Digital Engineering extends MBSE by embedding the system model within a persistent digital thread that connects every phase of the lifecycle—from concept through disposal—and links engineering data to operational feedback. Where MBSE focused on a single authoritative model, Digital Engineering envisions a continuous, bidirectional flow of data: design models inform manufacturing simulations, operational sensor data update reliability predictions, and field performance feeds back into next-generation requirements. Digital Engineering adds capabilities that MBSE alone cannot provide: real-time dashboards of system health, automated generation of certification evidence, and the ability to run "what-if" simulations using live operational data. The boundary between MBSE and Digital Engineering is one of scope and infrastructure: MBSE provides the model; Digital Engineering provides the persistent, connected environment in which that model lives and evolves across the entire lifecycle.

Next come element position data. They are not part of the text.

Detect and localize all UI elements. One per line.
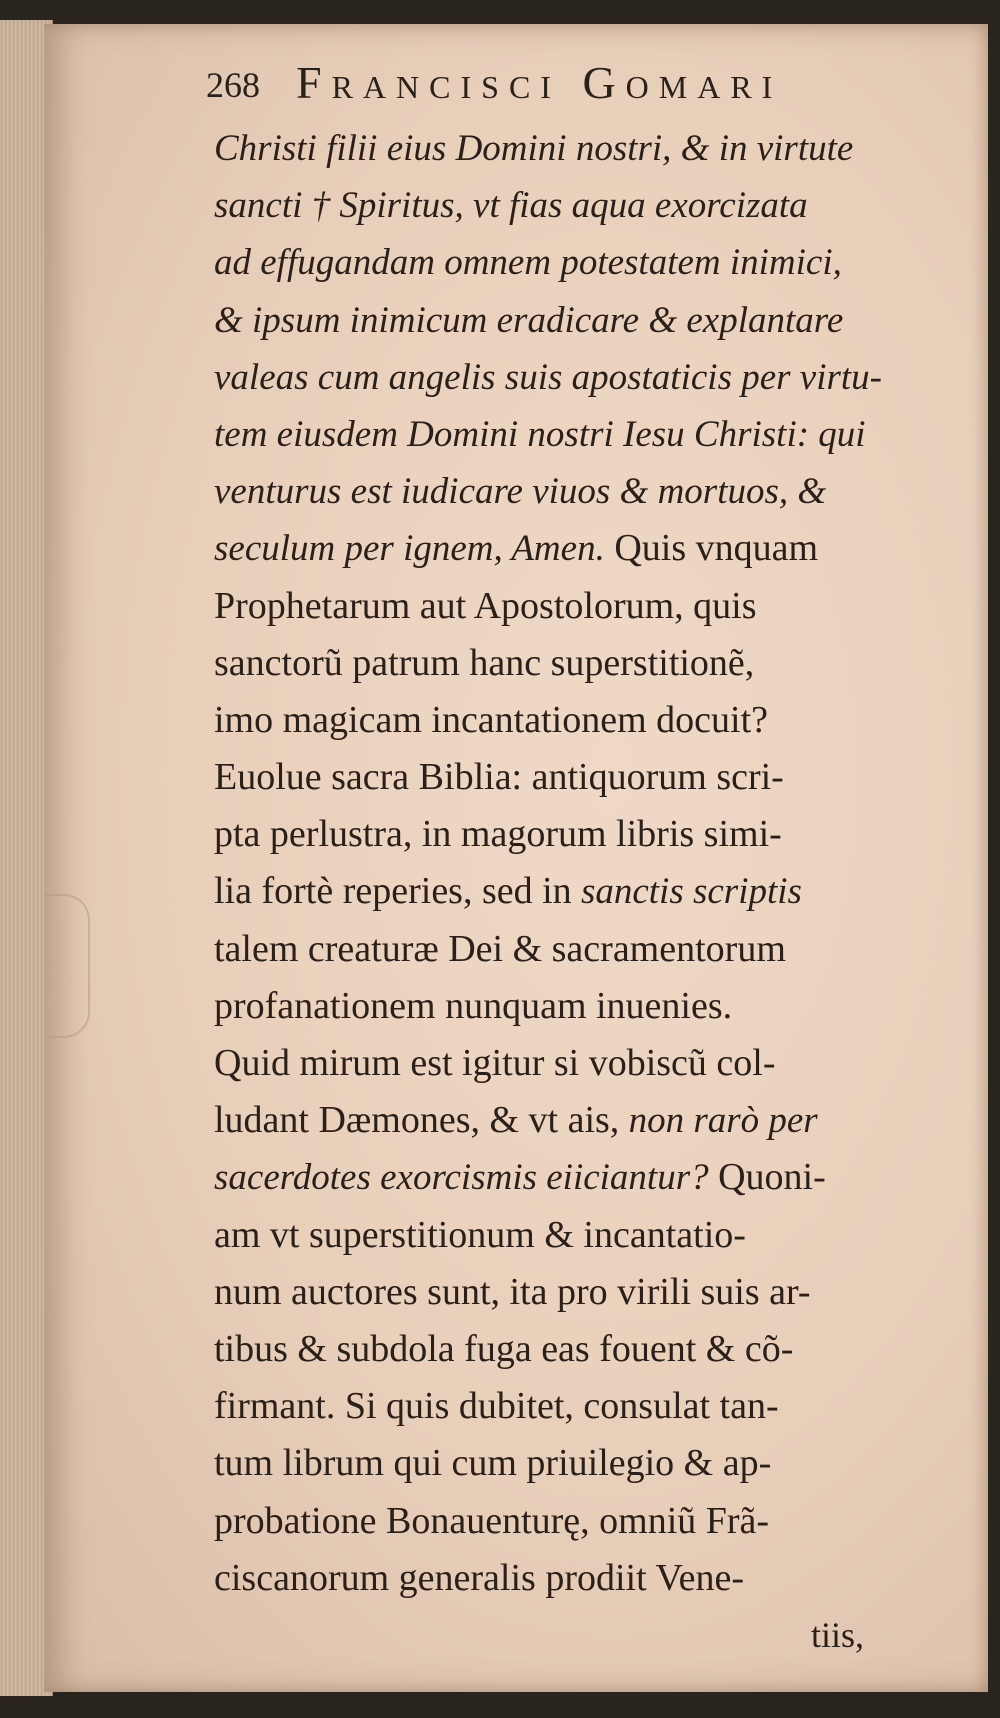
text-line: tem eiusdem Domini nostri Iesu Christi: qui <box>214 413 866 455</box>
text-line: & ipsum inimicum eradicare & explantare <box>214 299 844 341</box>
page-tab-impression <box>44 894 90 1038</box>
catchword: tiis, <box>810 1614 864 1655</box>
text-line: am vt superstitionum & incantatio- <box>214 1213 746 1256</box>
text-line: sanctorũ patrum hanc superstitionẽ, <box>214 641 755 684</box>
text-line: lia fortè reperies, sed in sanctis scriptis <box>214 870 802 913</box>
text-line: Christi filii eius Domini nostri, & in virtute <box>214 128 854 169</box>
text-line: Quid mirum est igitur si vobiscũ col- <box>214 1042 776 1084</box>
body-text <box>214 120 934 1664</box>
text-line: profanationem nunquam inuenies. <box>214 984 733 1027</box>
text-line: Euolue sacra Biblia: antiquorum scri- <box>214 756 784 799</box>
text-line: ciscanorum generalis prodiit Vene- <box>214 1556 745 1599</box>
text-line: seculum per ignem, Amen. Quis vnquam <box>214 527 819 570</box>
text-line: Prophetarum aut Apostolorum, quis <box>214 584 757 627</box>
text-line: tibus & subdola fuga eas fouent & cõ- <box>214 1327 794 1370</box>
text-line: talem creaturæ Dei & sacramentorum <box>214 927 786 970</box>
text-line: firmant. Si quis dubitet, consulat tan- <box>214 1385 779 1428</box>
running-title: Francisci Gomari <box>296 57 783 108</box>
text-line: num auctores sunt, ita pro virili suis ar- <box>214 1270 811 1313</box>
catchword-line <box>214 1607 934 1664</box>
page-number: 268 <box>206 65 260 105</box>
text-line: valeas cum angelis suis apostaticis per virtu- <box>214 356 882 398</box>
text-line: sacerdotes exorcismis eiiciantur? Quoni- <box>214 1156 826 1199</box>
text-line: pta perlustra, in magorum libris simi- <box>214 813 782 856</box>
text-line: imo magicam incantationem docuit? <box>214 698 768 741</box>
text-line: ad effugandam omnem potestatem inimici, <box>214 242 842 284</box>
text-line: venturus est iudicare viuos & mortuos, & <box>214 471 827 513</box>
text-line: probatione Bonauenturę, omniũ Frã- <box>214 1499 770 1542</box>
page-header <box>206 56 906 116</box>
text-line: ludant Dæmones, & vt ais, non rarò per <box>214 1099 818 1142</box>
text-line: sancti † Spiritus, vt fias aqua exorcizata <box>214 185 808 227</box>
text-line: tum librum qui cum priuilegio & ap- <box>214 1442 772 1485</box>
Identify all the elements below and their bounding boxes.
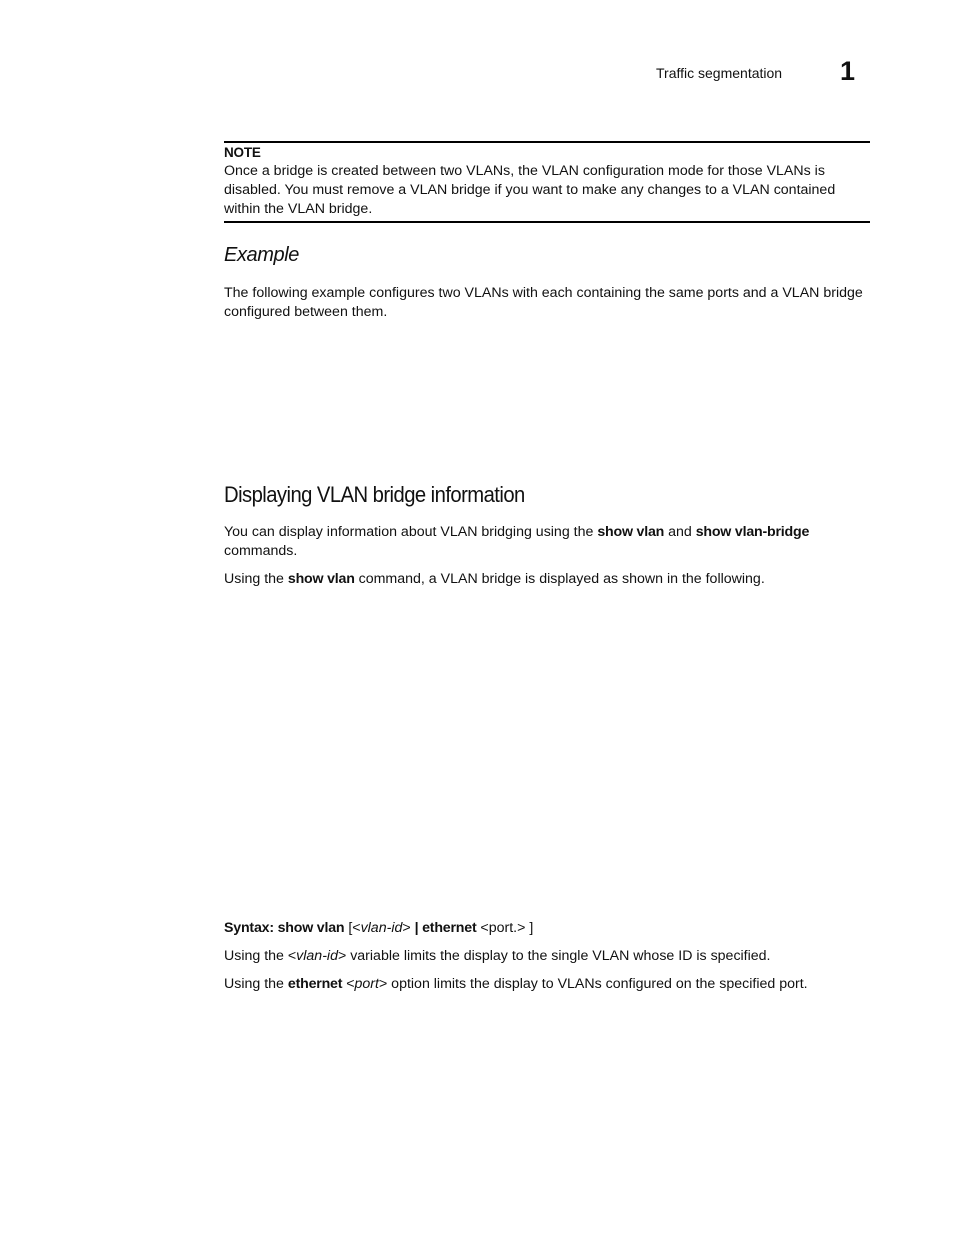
note-text: Once a bridge is created between two VLANs, the VLAN configuration mode for those VLANs is disabled. You must remove a VLAN bridge if you want to make any changes to a VLAN contained within the VLAN bridge. xyxy=(224,163,836,217)
text-run: [< xyxy=(344,920,361,936)
syntax-label: Syntax: show vlan xyxy=(224,920,345,936)
example-text: The following example configures two VLANs with each containing the same ports and a VLAN bridge configured between them. xyxy=(224,285,863,320)
text-run: > variable limits the display to the single VLAN whose ID is specified. xyxy=(337,948,771,964)
section-heading: Displaying VLAN bridge information xyxy=(224,482,525,507)
paragraph-show-vlan-usage xyxy=(224,570,874,589)
command-show-vlan: show vlan xyxy=(287,571,355,587)
command-show-vlan-bridge: show vlan-bridge xyxy=(695,524,810,540)
keyword-ethernet: ethernet xyxy=(287,976,343,992)
text-run: > xyxy=(402,920,415,936)
text-run: Using the xyxy=(224,976,288,992)
text-run: Using the xyxy=(224,571,288,587)
example-heading: Example xyxy=(224,244,300,266)
chapter-number: 1 xyxy=(840,56,856,86)
note-top-rule xyxy=(224,141,870,143)
paragraph-ethernet-option xyxy=(224,975,874,994)
variable-port: port xyxy=(354,976,379,992)
syntax-line xyxy=(224,919,874,938)
text-run: < xyxy=(342,976,355,992)
text-run: Using the < xyxy=(224,948,297,964)
variable-vlan-id: vlan-id xyxy=(296,948,338,964)
running-header-title: Traffic segmentation xyxy=(656,65,783,81)
text-run: > option limits the display to VLANs configured on the specified port. xyxy=(378,976,808,992)
text-run: You can display information about VLAN bridging using the xyxy=(224,524,598,540)
note-label: NOTE xyxy=(224,145,261,160)
text-run: command, a VLAN bridge is displayed as shown in the following. xyxy=(354,571,765,587)
note-bottom-rule xyxy=(224,221,870,223)
text-run: and xyxy=(664,524,696,540)
text-run: commands. xyxy=(224,543,298,559)
variable-vlan-id: vlan-id xyxy=(360,920,403,936)
paragraph-display-info xyxy=(224,523,874,561)
text-run: <port.> ] xyxy=(476,920,534,936)
keyword-ethernet: | ethernet xyxy=(414,920,477,936)
paragraph-vlan-id-variable xyxy=(224,947,874,966)
command-show-vlan: show vlan xyxy=(597,524,665,540)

The frameworks that remain active today—Agile, Lean, SoSE, MBSE, and Digital Engineering—agree on several points. All reject the assumption that a complete, stable set of requirements can be captured upfront. All emphasize early and continuous stakeholder involvement. All recognize that lifecycle processes must be tailored to the specific program context rather than applied as a rigid template. The disagreements center on what should drive the lifecycle. Agile prioritizes rapid value delivery and team responsiveness. Lean prioritizes waste elimination and flow efficiency. MBSE and Digital Engineering prioritize the model as the integrating infrastructure. SoSE prioritizes the coordination of independently governed lifecycles. In practice, these frameworks are not mutually exclusive. A modern defense program might use Lean value-stream mapping to design its acquisition process, Agile sprints for software development, MBSE for system representation, and SoSE principles to coordinate with allied systems. The history of lifecycle models is not a march toward a single best answer; it is a growing toolkit whose value depends on the problem at hand.